Almost two thirds of the people in the north speak English as their first language. Many are English-speaking Canadians who moved here to work for the government. Most of the founding peoples, such as the Inuit, have retained their cultures. The Inuit, for instance, continue to speak Inuktitut.
The all-terrain vehicle has replaced the traditional dog sled in the north. People still love to compete in dog sled races, though. A long-distance race in winter, over mountains, frozen rivers, and other rough terrain, can cover 1,000 miles and take up to two weeks.
This region has long, cold winters.

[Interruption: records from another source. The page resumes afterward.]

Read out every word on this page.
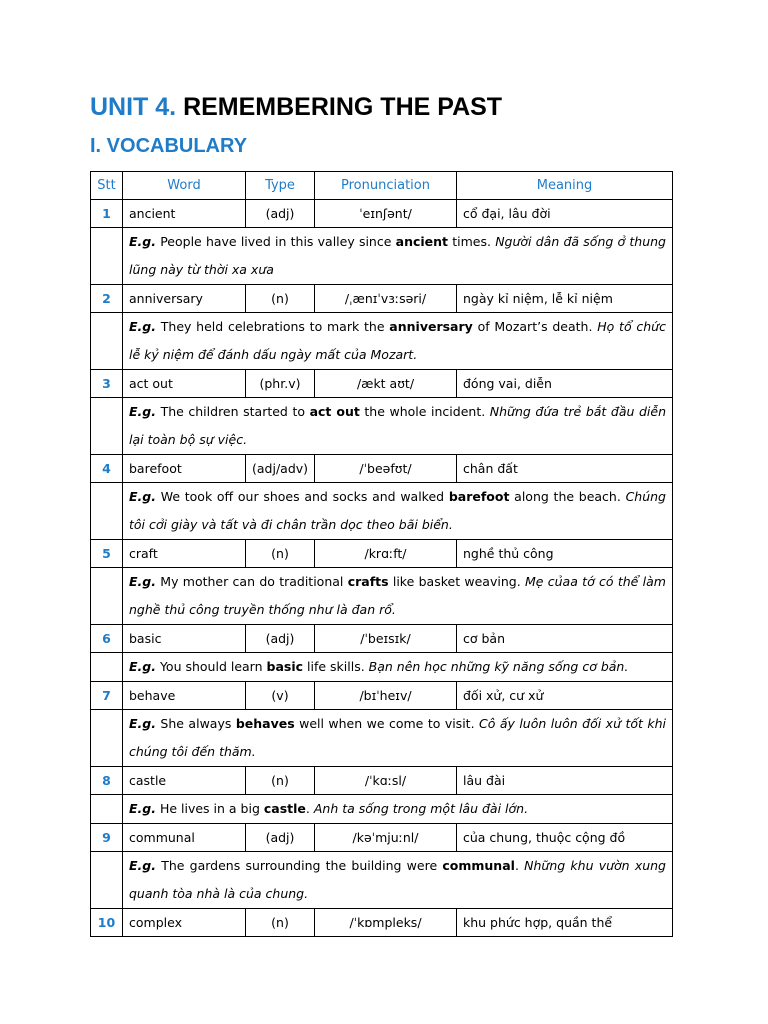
UNIT 4. REMEMBERING THE PAST
I. VOCABULARY
Stt	Word	Type	Pronunciation	Meaning
1	ancient	(adj)	ˈeɪnʃənt/	cổ đại, lâu đời
	E.g. People have lived in this valley since ancient times. Người dân đã sống ở thung lũng này từ thời xa xưa			
2	anniversary	(n)	/ˌænɪˈvɜːsəri/	ngày kỉ niệm, lễ kỉ niệm
	E.g. They held celebrations to mark the anniversary of Mozart’s death. Họ tổ chức lễ kỷ niệm để đánh dấu ngày mất của Mozart.			
3	act out	(phr.v)	/ækt aʊt/	đóng vai, diễn
	E.g. The children started to act out the whole incident. Những đứa trẻ bắt đầu diễn lại toàn bộ sự việc.			
4	barefoot	(adj/adv)	/ˈbeəfʊt/	chân đất
	E.g. We took off our shoes and socks and walked barefoot along the beach. Chúng tôi cởi giày và tất và đi chân trần dọc theo bãi biển.			
5	craft	(n)	/krɑːft/	nghề thủ công
	E.g. My mother can do traditional crafts like basket weaving. Mẹ củaa tớ có thể làm nghề thủ công truyền thống như là đan rổ.			
6	basic	(adj)	/ˈbeɪsɪk/	cơ bản
	E.g. You should learn basic life skills. Bạn nên học những kỹ năng sống cơ bản.			
7	behave	(v)	/bɪˈheɪv/	đối xử, cư xử
	E.g. She always behaves well when we come to visit. Cô ấy luôn luôn đối xử tốt khi chúng tôi đến thăm.			
8	castle	(n)	/ˈkɑːsl/	lâu đài
	E.g. He lives in a big castle. Anh ta sống trong một lâu đài lớn.			
9	communal	(adj)	/kəˈmjuːnl/	của chung, thuộc cộng đồ
	E.g. The gardens surrounding the building were communal. Những khu vườn xung quanh tòa nhà là của chung.			
10	complex	(n)	/ˈkɒmpleks/	khu phức hợp, quần thể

In the past, some Inuit made winter igloos from snow blocks.The word igloo translates to “house.” Igloos can also be made of other materials, such as sod, stone, or wood. Today, most Inuit have houses made from kits. Such a house is put together from sections made in factories. Inuit live in widely scattered villages along the Arctic Ocean or Hudson Bay.
Some native peoples still follow the nomadic, or wandering, life of herders and hunters, but most are settled in small villages. Because there is little business in most villages, jobs are few. Canadians from the south sometimes travel here to work for short periods, finding jobs with the government, churches, or mining companies. Many people in the territories believe that there are undiscovered precious minerals still to be found here.